Nolan Eason

At 1:03AM on Friday, March 30, 2012 my first child was born - a son. We named him Nolan Eason. 21" long, 5lb 3oz. He was beautiful and perfect in every way, except that he was stillborn. As we searched for answers to his untimely death, we also searched for comfort. This blog was created as a way of working through my sorrow by trying to find something beautiful in the world each day. Hopefully, along the way it will help others to heal as well.

Thursday, July 5, 2012

The Woods




Sometimes you just need a good sweat to cleanse the body. Today, I'm pretty sure the whole crew of Homeland was detoxified as we spent the day tromping around in the woods. It was sticky, sweat and buggy. Within the first 30 minutes of being in the woods I felt as though I needed a bath. The air was hot and damp and the sweat just oozed out of you. I could feel all the impurities seeping out of me. Days like this are just draining. I really sometimes wonder how the heck I came about to have the job I do. I am not a morning person yet I sometimes have to be at work as early as 6am. I hate the cold yet sometimes I spend 12 hours outside at night in the dead of winter. And I hate being sweaty unless I'm sitting a few steps away from a pool or body of water, yet filming in the south during the summer is the sweatiest mess I've ever seen. Still, most days I really enjoy what I am doing. The only thing I would enjoy more is being payed to write. If only.

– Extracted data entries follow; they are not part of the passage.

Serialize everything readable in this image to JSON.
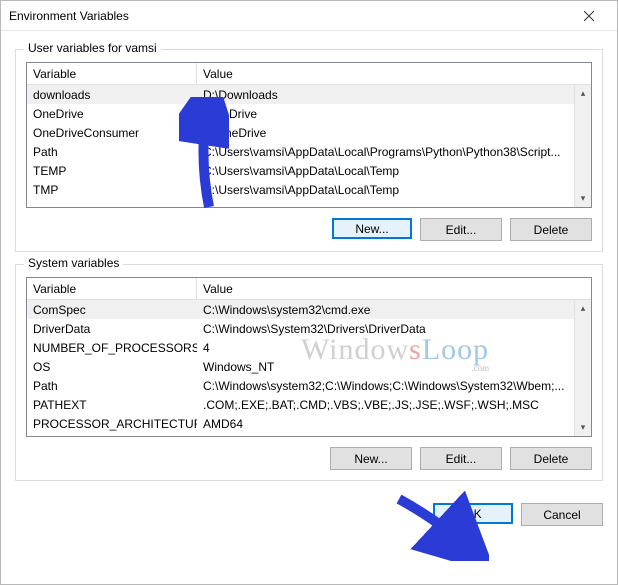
{
  "window": {
    "title": "Environment Variables"
  },
  "user_group": {
    "legend": "User variables for vamsi",
    "header_variable": "Variable",
    "header_value": "Value",
    "selected_index": 0,
    "rows": [
      {
        "name": "downloads",
        "value": "D:\\Downloads"
      },
      {
        "name": "OneDrive",
        "value": "   \\OneDrive"
      },
      {
        "name": "OneDriveConsumer",
        "value": "F.\\OneDrive"
      },
      {
        "name": "Path",
        "value": "C:\\Users\\vamsi\\AppData\\Local\\Programs\\Python\\Python38\\Script..."
      },
      {
        "name": "TEMP",
        "value": "C:\\Users\\vamsi\\AppData\\Local\\Temp"
      },
      {
        "name": "TMP",
        "value": "C:\\Users\\vamsi\\AppData\\Local\\Temp"
      }
    ],
    "buttons": {
      "new": "New...",
      "edit": "Edit...",
      "delete": "Delete"
    }
  },
  "system_group": {
    "legend": "System variables",
    "header_variable": "Variable",
    "header_value": "Value",
    "selected_index": 0,
    "rows": [
      {
        "name": "ComSpec",
        "value": "C:\\Windows\\system32\\cmd.exe"
      },
      {
        "name": "DriverData",
        "value": "C:\\Windows\\System32\\Drivers\\DriverData"
      },
      {
        "name": "NUMBER_OF_PROCESSORS",
        "value": "4"
      },
      {
        "name": "OS",
        "value": "Windows_NT"
      },
      {
        "name": "Path",
        "value": "C:\\Windows\\system32;C:\\Windows;C:\\Windows\\System32\\Wbem;..."
      },
      {
        "name": "PATHEXT",
        "value": ".COM;.EXE;.BAT;.CMD;.VBS;.VBE;.JS;.JSE;.WSF;.WSH;.MSC"
      },
      {
        "name": "PROCESSOR_ARCHITECTURE",
        "value": "AMD64"
      }
    ],
    "buttons": {
      "new": "New...",
      "edit": "Edit...",
      "delete": "Delete"
    }
  },
  "dialog_buttons": {
    "ok": "OK",
    "cancel": "Cancel"
  },
  "watermark": {
    "part1": "Window",
    "part2": "s",
    "part3": "Loop",
    "sub": ".com"
  }
}
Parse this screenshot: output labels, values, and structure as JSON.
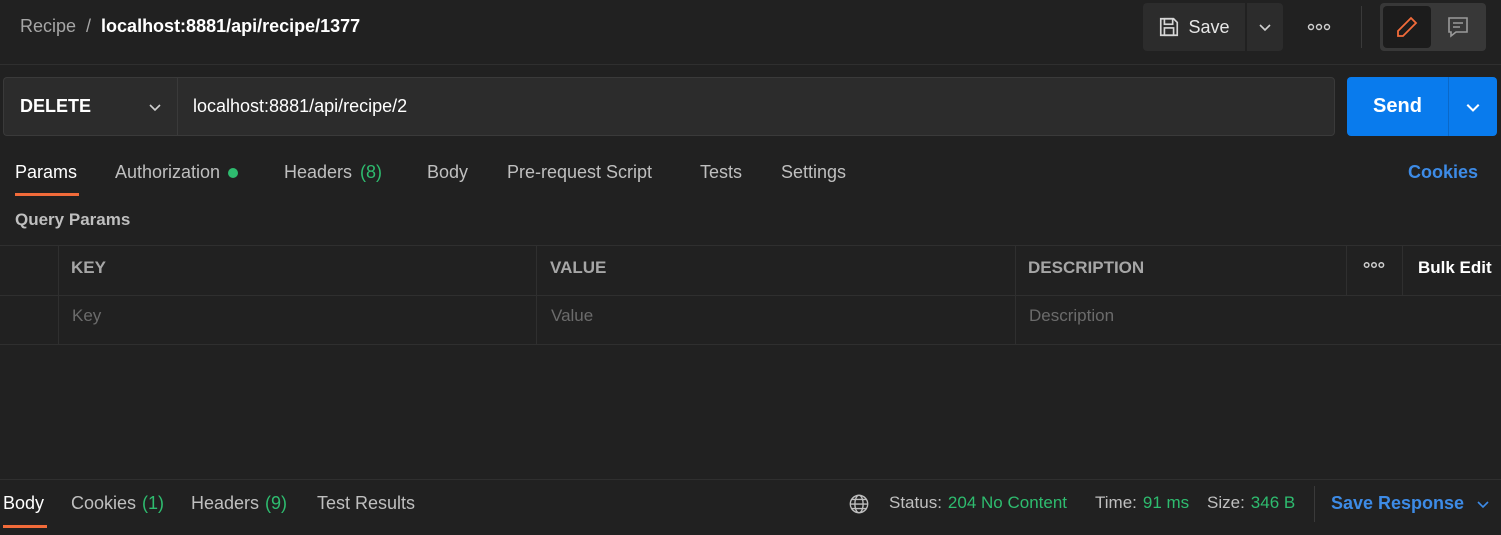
{
  "header": {
    "collection": "Recipe",
    "separator": "/",
    "request_name": "localhost:8881/api/recipe/1377",
    "save_label": "Save",
    "more_icon": "more-horizontal-icon",
    "edit_icon": "pencil-icon",
    "comment_icon": "comment-icon"
  },
  "request": {
    "method": "DELETE",
    "url": "localhost:8881/api/recipe/2",
    "send_label": "Send"
  },
  "tabs": [
    {
      "label": "Params",
      "active": true
    },
    {
      "label": "Authorization",
      "indicator": "green-dot"
    },
    {
      "label": "Headers",
      "count": "(8)"
    },
    {
      "label": "Body"
    },
    {
      "label": "Pre-request Script"
    },
    {
      "label": "Tests"
    },
    {
      "label": "Settings"
    }
  ],
  "cookies_link": "Cookies",
  "query_params": {
    "title": "Query Params",
    "headers": {
      "key": "KEY",
      "value": "VALUE",
      "description": "DESCRIPTION"
    },
    "bulk_edit": "Bulk Edit",
    "placeholders": {
      "key": "Key",
      "value": "Value",
      "description": "Description"
    }
  },
  "response": {
    "tabs": [
      {
        "label": "Body",
        "active": true
      },
      {
        "label": "Cookies",
        "count": "(1)"
      },
      {
        "label": "Headers",
        "count": "(9)"
      },
      {
        "label": "Test Results"
      }
    ],
    "status_label": "Status:",
    "status_value": "204 No Content",
    "time_label": "Time:",
    "time_value": "91 ms",
    "size_label": "Size:",
    "size_value": "346 B",
    "save_response": "Save Response"
  },
  "colors": {
    "background": "#212121",
    "accent_orange": "#f26b3a",
    "send_blue": "#097bed",
    "link_blue": "#3d8be6",
    "success_green": "#2ebc6f"
  }
}
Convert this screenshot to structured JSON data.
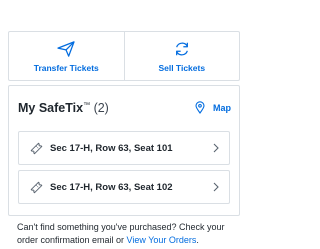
{
  "actions": {
    "transfer": {
      "label": "Transfer Tickets",
      "icon": "paper-plane-icon"
    },
    "sell": {
      "label": "Sell Tickets",
      "icon": "refresh-icon"
    }
  },
  "safetix": {
    "title": "My SafeTix",
    "trademark": "™",
    "count": "(2)",
    "map_label": "Map",
    "map_icon": "map-pin-icon"
  },
  "seats": [
    {
      "label": "Sec 17-H, Row 63, Seat 101"
    },
    {
      "label": "Sec 17-H, Row 63, Seat 102"
    }
  ],
  "footer": {
    "text": "Can't find something you've purchased? Check your order confirmation email or ",
    "link": "View Your Orders",
    "end": "."
  },
  "colors": {
    "accent": "#026cdf",
    "border": "#dadfe4",
    "text": "#1f262d"
  }
}
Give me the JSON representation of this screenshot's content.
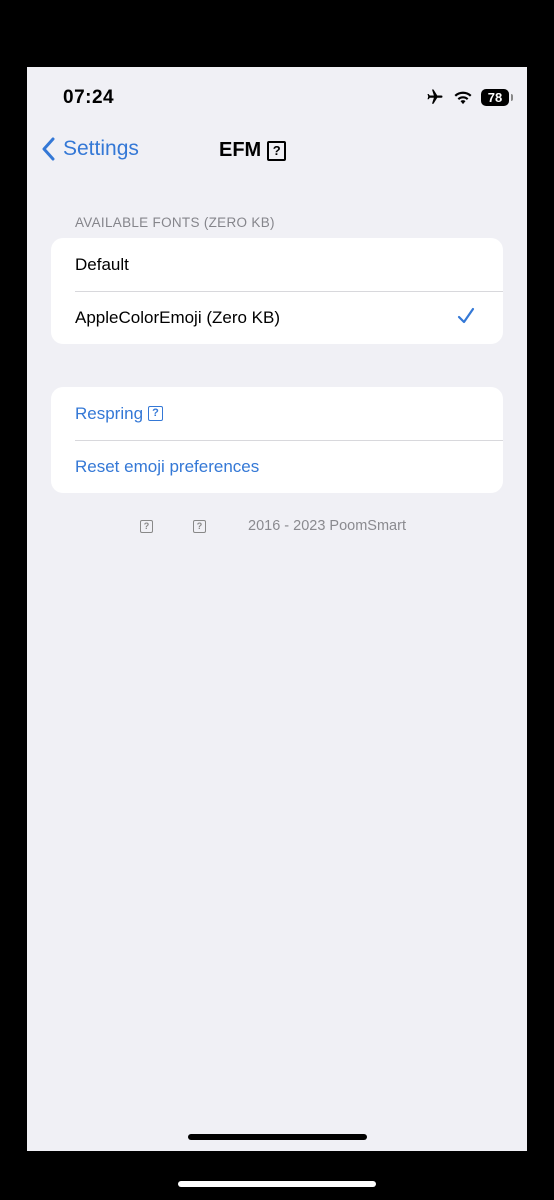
{
  "status_bar": {
    "time": "07:24",
    "battery": "78"
  },
  "nav": {
    "back_label": "Settings",
    "title": "EFM",
    "title_glyph": "?"
  },
  "fonts_section": {
    "header": "AVAILABLE FONTS (ZERO KB)",
    "items": [
      {
        "label": "Default",
        "selected": false
      },
      {
        "label": "AppleColorEmoji (Zero KB)",
        "selected": true
      }
    ]
  },
  "actions": {
    "respring_label": "Respring",
    "respring_glyph": "?",
    "reset_label": "Reset emoji preferences"
  },
  "footer": {
    "glyph1": "?",
    "glyph2": "?",
    "copyright": "2016 - 2023 PoomSmart"
  },
  "colors": {
    "accent": "#3478d6",
    "background": "#f0f0f5",
    "card": "#ffffff"
  }
}
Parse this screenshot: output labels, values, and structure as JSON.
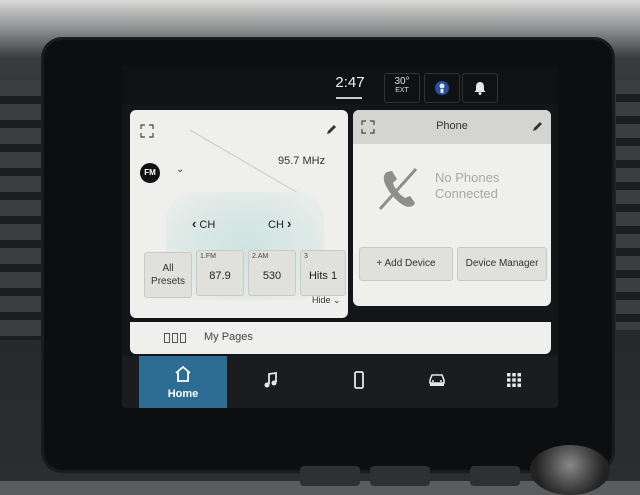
{
  "status_bar": {
    "time": "2:47",
    "temperature": "30°",
    "temperature_label": "EXT"
  },
  "radio": {
    "band": "FM",
    "frequency": "95.7 MHz",
    "channel_prev_label": "CH",
    "channel_next_label": "CH",
    "all_presets_line1": "All",
    "all_presets_line2": "Presets",
    "presets": [
      {
        "index_label": "1.FM",
        "value": "87.9"
      },
      {
        "index_label": "2.AM",
        "value": "530"
      },
      {
        "index_label": "3",
        "value": "Hits 1"
      }
    ],
    "hide_label": "Hide"
  },
  "phone": {
    "title": "Phone",
    "status_line1": "No Phones",
    "status_line2": "Connected",
    "add_device_label": "+ Add Device",
    "device_manager_label": "Device Manager"
  },
  "pages": {
    "my_pages_label": "My Pages"
  },
  "nav": {
    "home_label": "Home"
  }
}
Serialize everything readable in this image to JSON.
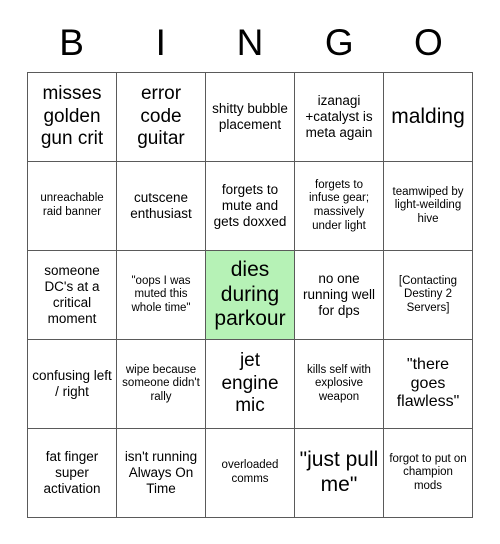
{
  "header": {
    "letters": [
      "B",
      "I",
      "N",
      "G",
      "O"
    ]
  },
  "colors": {
    "marked_cell": "#b6f2b6",
    "grid_border": "#5a5a5a",
    "text": "#000000",
    "background": "#ffffff"
  },
  "board": {
    "rows": [
      [
        {
          "text": "misses golden gun crit",
          "size": "lg",
          "marked": false
        },
        {
          "text": "error code guitar",
          "size": "lg",
          "marked": false
        },
        {
          "text": "shitty bubble placement",
          "size": "sm",
          "marked": false
        },
        {
          "text": "izanagi +catalyst is meta again",
          "size": "sm",
          "marked": false
        },
        {
          "text": "malding",
          "size": "xl",
          "marked": false
        }
      ],
      [
        {
          "text": "unreachable raid banner",
          "size": "xs",
          "marked": false
        },
        {
          "text": "cutscene enthusiast",
          "size": "sm",
          "marked": false
        },
        {
          "text": "forgets to mute and gets doxxed",
          "size": "sm",
          "marked": false
        },
        {
          "text": "forgets to infuse gear; massively under light",
          "size": "xs",
          "marked": false
        },
        {
          "text": "teamwiped by light-weilding hive",
          "size": "xs",
          "marked": false
        }
      ],
      [
        {
          "text": "someone DC's at a critical moment",
          "size": "sm",
          "marked": false
        },
        {
          "text": "\"oops I was muted this whole time\"",
          "size": "xs",
          "marked": false
        },
        {
          "text": "dies during parkour",
          "size": "xl",
          "marked": true
        },
        {
          "text": "no one running well for dps",
          "size": "sm",
          "marked": false
        },
        {
          "text": "[Contacting Destiny 2 Servers]",
          "size": "xs",
          "marked": false
        }
      ],
      [
        {
          "text": "confusing left / right",
          "size": "sm",
          "marked": false
        },
        {
          "text": "wipe because someone didn't rally",
          "size": "xs",
          "marked": false
        },
        {
          "text": "jet engine mic",
          "size": "lg",
          "marked": false
        },
        {
          "text": "kills self with explosive weapon",
          "size": "xs",
          "marked": false
        },
        {
          "text": "\"there goes flawless\"",
          "size": "md",
          "marked": false
        }
      ],
      [
        {
          "text": "fat finger super activation",
          "size": "sm",
          "marked": false
        },
        {
          "text": "isn't running Always On Time",
          "size": "sm",
          "marked": false
        },
        {
          "text": "overloaded comms",
          "size": "xs",
          "marked": false
        },
        {
          "text": "\"just pull me\"",
          "size": "xl",
          "marked": false
        },
        {
          "text": "forgot to put on champion mods",
          "size": "xs",
          "marked": false
        }
      ]
    ]
  }
}
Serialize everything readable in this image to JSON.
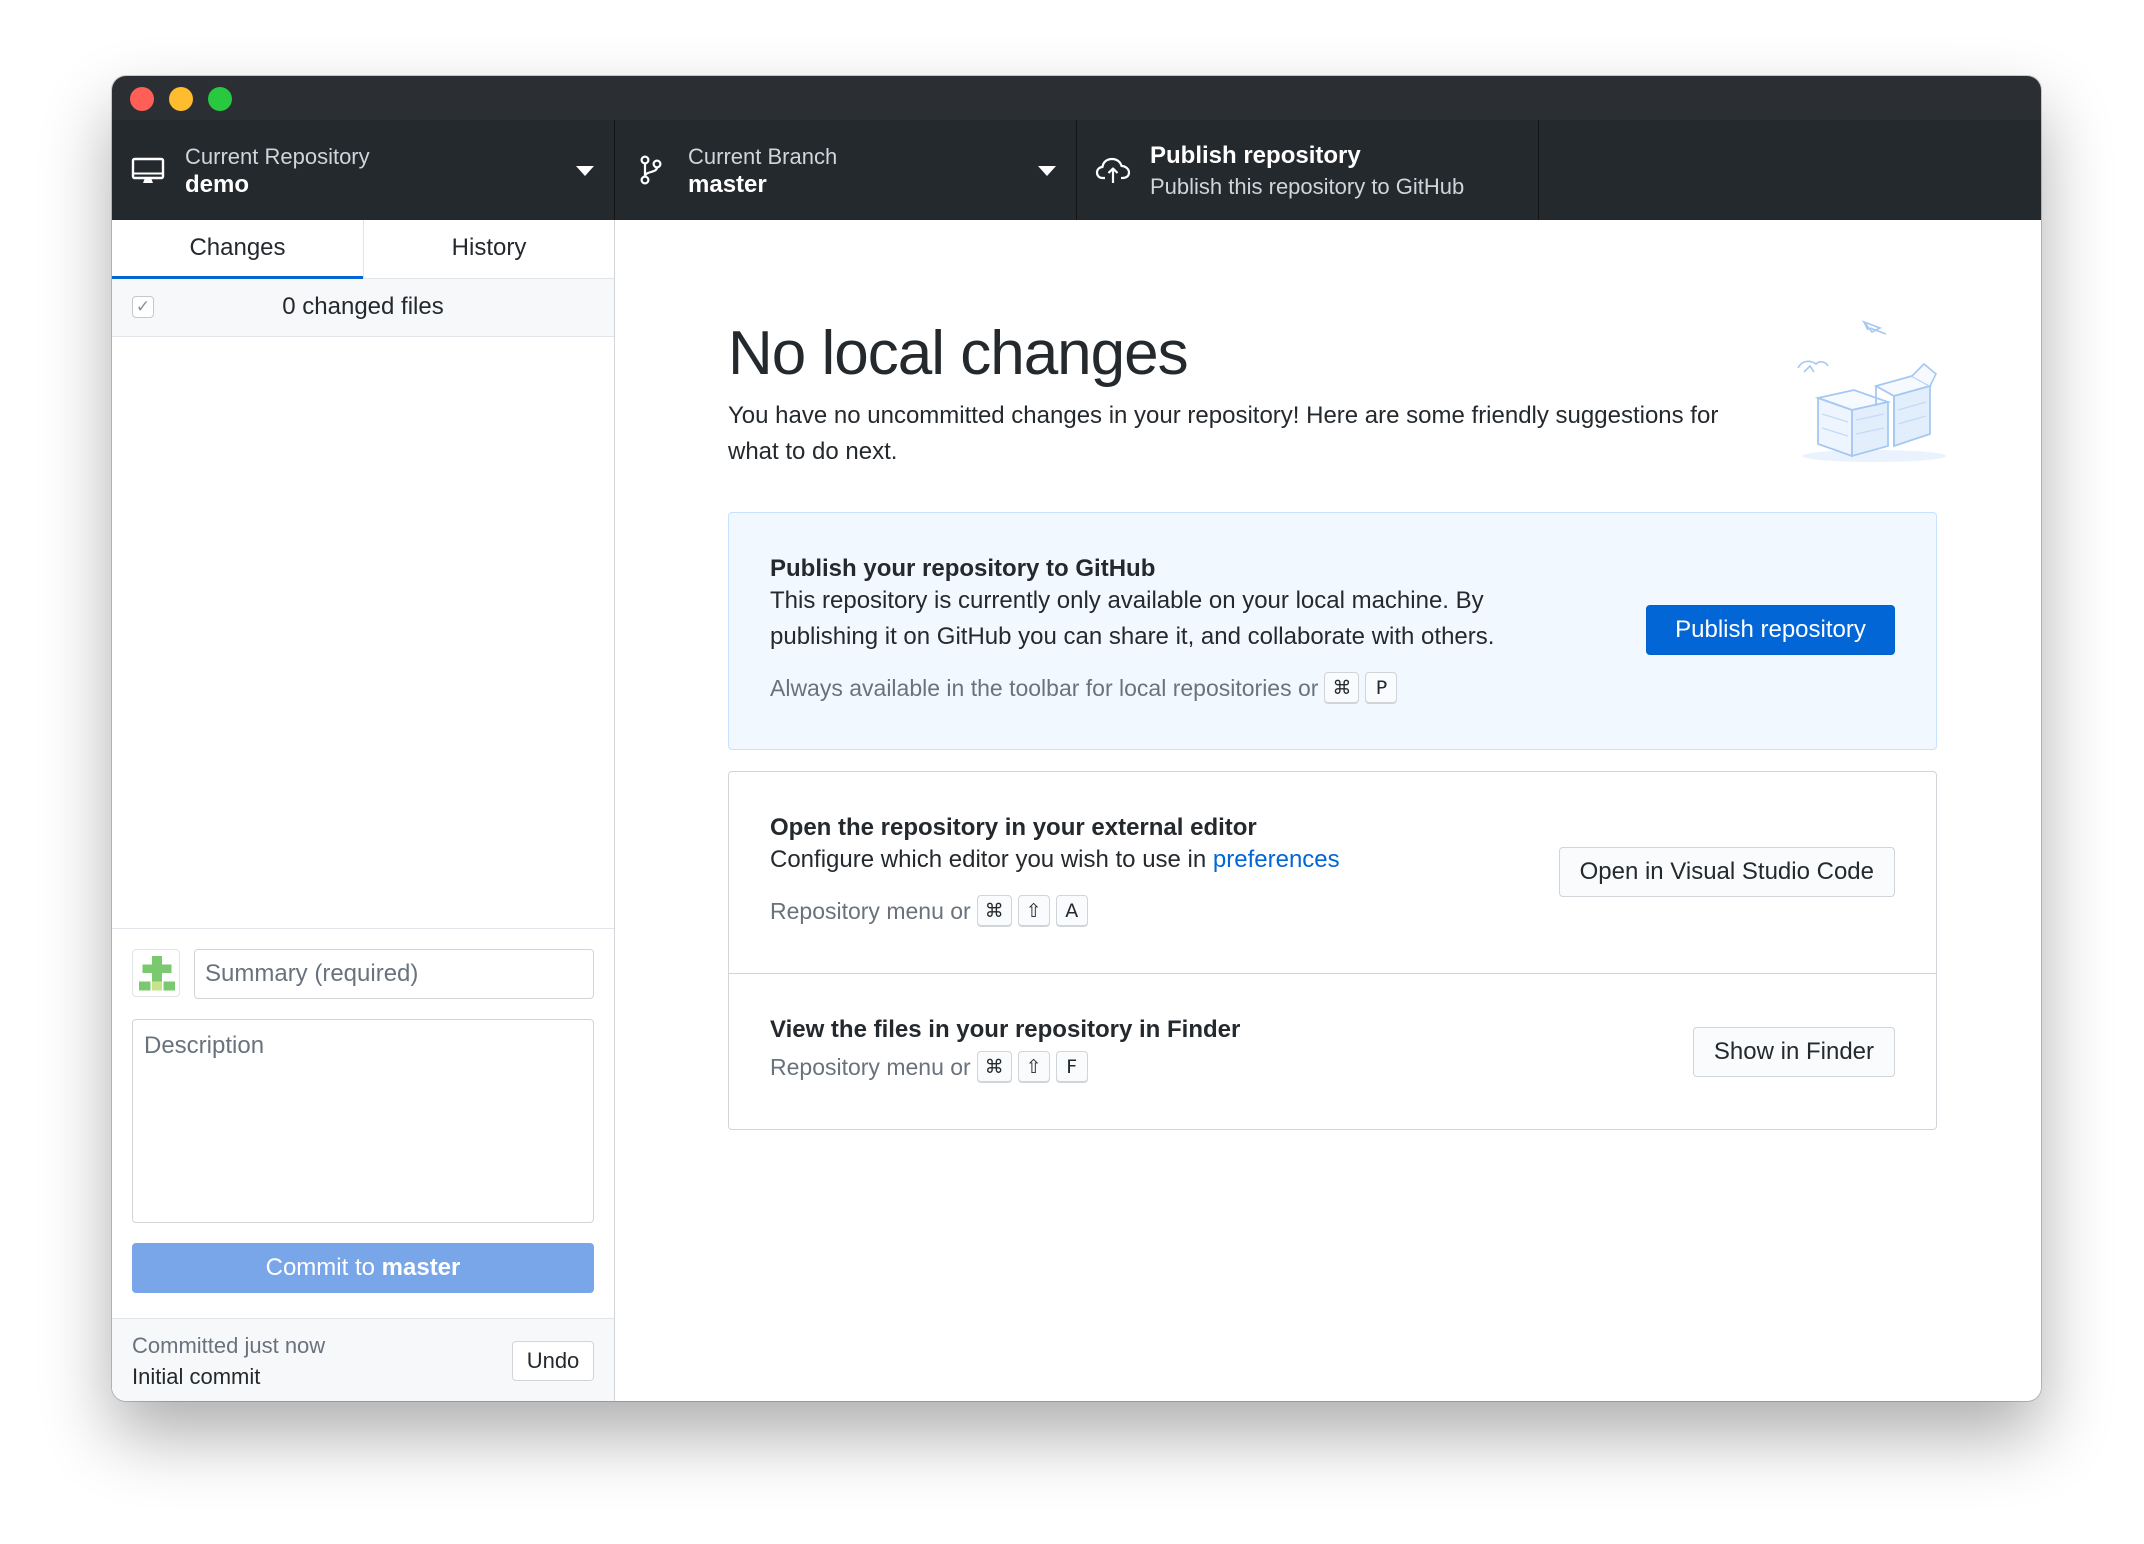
{
  "toolbar": {
    "repository": {
      "label": "Current Repository",
      "value": "demo",
      "icon": "desktop-icon"
    },
    "branch": {
      "label": "Current Branch",
      "value": "master",
      "icon": "git-branch-icon"
    },
    "publish": {
      "label": "Publish repository",
      "description": "Publish this repository to GitHub",
      "icon": "cloud-upload-icon"
    }
  },
  "sidebar": {
    "tabs": [
      {
        "label": "Changes",
        "active": true
      },
      {
        "label": "History",
        "active": false
      }
    ],
    "changed_files_label": "0 changed files",
    "commit": {
      "summary_placeholder": "Summary (required)",
      "description_placeholder": "Description",
      "button_prefix": "Commit to",
      "button_branch": "master"
    },
    "last_commit": {
      "time": "Committed just now",
      "message": "Initial commit",
      "undo_label": "Undo"
    }
  },
  "main": {
    "headline": "No local changes",
    "subtitle": "You have no uncommitted changes in your repository! Here are some friendly suggestions for what to do next.",
    "cards": {
      "publish": {
        "title": "Publish your repository to GitHub",
        "body": "This repository is currently only available on your local machine. By publishing it on GitHub you can share it, and collaborate with others.",
        "hint": "Always available in the toolbar for local repositories or",
        "keys": [
          "⌘",
          "P"
        ],
        "button": "Publish repository"
      },
      "editor": {
        "title": "Open the repository in your external editor",
        "body_prefix": "Configure which editor you wish to use in",
        "body_link": "preferences",
        "hint": "Repository menu or",
        "keys": [
          "⌘",
          "⇧",
          "A"
        ],
        "button": "Open in Visual Studio Code"
      },
      "finder": {
        "title": "View the files in your repository in Finder",
        "hint": "Repository menu or",
        "keys": [
          "⌘",
          "⇧",
          "F"
        ],
        "button": "Show in Finder"
      }
    }
  },
  "colors": {
    "toolbar_bg": "#24292e",
    "accent_blue": "#0366d6",
    "commit_button_disabled": "#79a6e9",
    "publish_card_bg": "#f1f8ff"
  }
}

So for now, I grin and bear the sweat and hope that the 100 degree temperatures make themselves scarce this summer in Charlotte, NC. I could hardly wait to get home and take a shower. My only saving grace was I was probably the least sweaty of everyone out there in the woods today. Most of the guys were drenched from head to toe within the first 30 minutes. I, however, just had a slight glisten. After you get used to the dampness and stickiness, you actually begin to rather enjoy yourself. It was a bit like we were just camping. The woods are actually pretty and I don't think I would be spending time in the woods if it weren't for work. There's a lot of places and things I get to do that I would never do if I didn't work in the film business. I used to love the woods as a child - exploring, pretending, or just traipsing through them. I don't ever remember being sweaty and sticky in them as a child. I guess as a child you don't really care about things like that. I thought about Marshall today sitting in the woods and how he had said he wanted Nolan to play in the woods like he had done when he was a child. Marshall felt it was important that our children have those experiences. He said if the only way to make sure Nolan was safe in the woods was to go with him then Marshall would pick up a stick and go play in the woods with him. I hope one day we have a child that Marshall can go play in the woods with and enjoy being a kid again.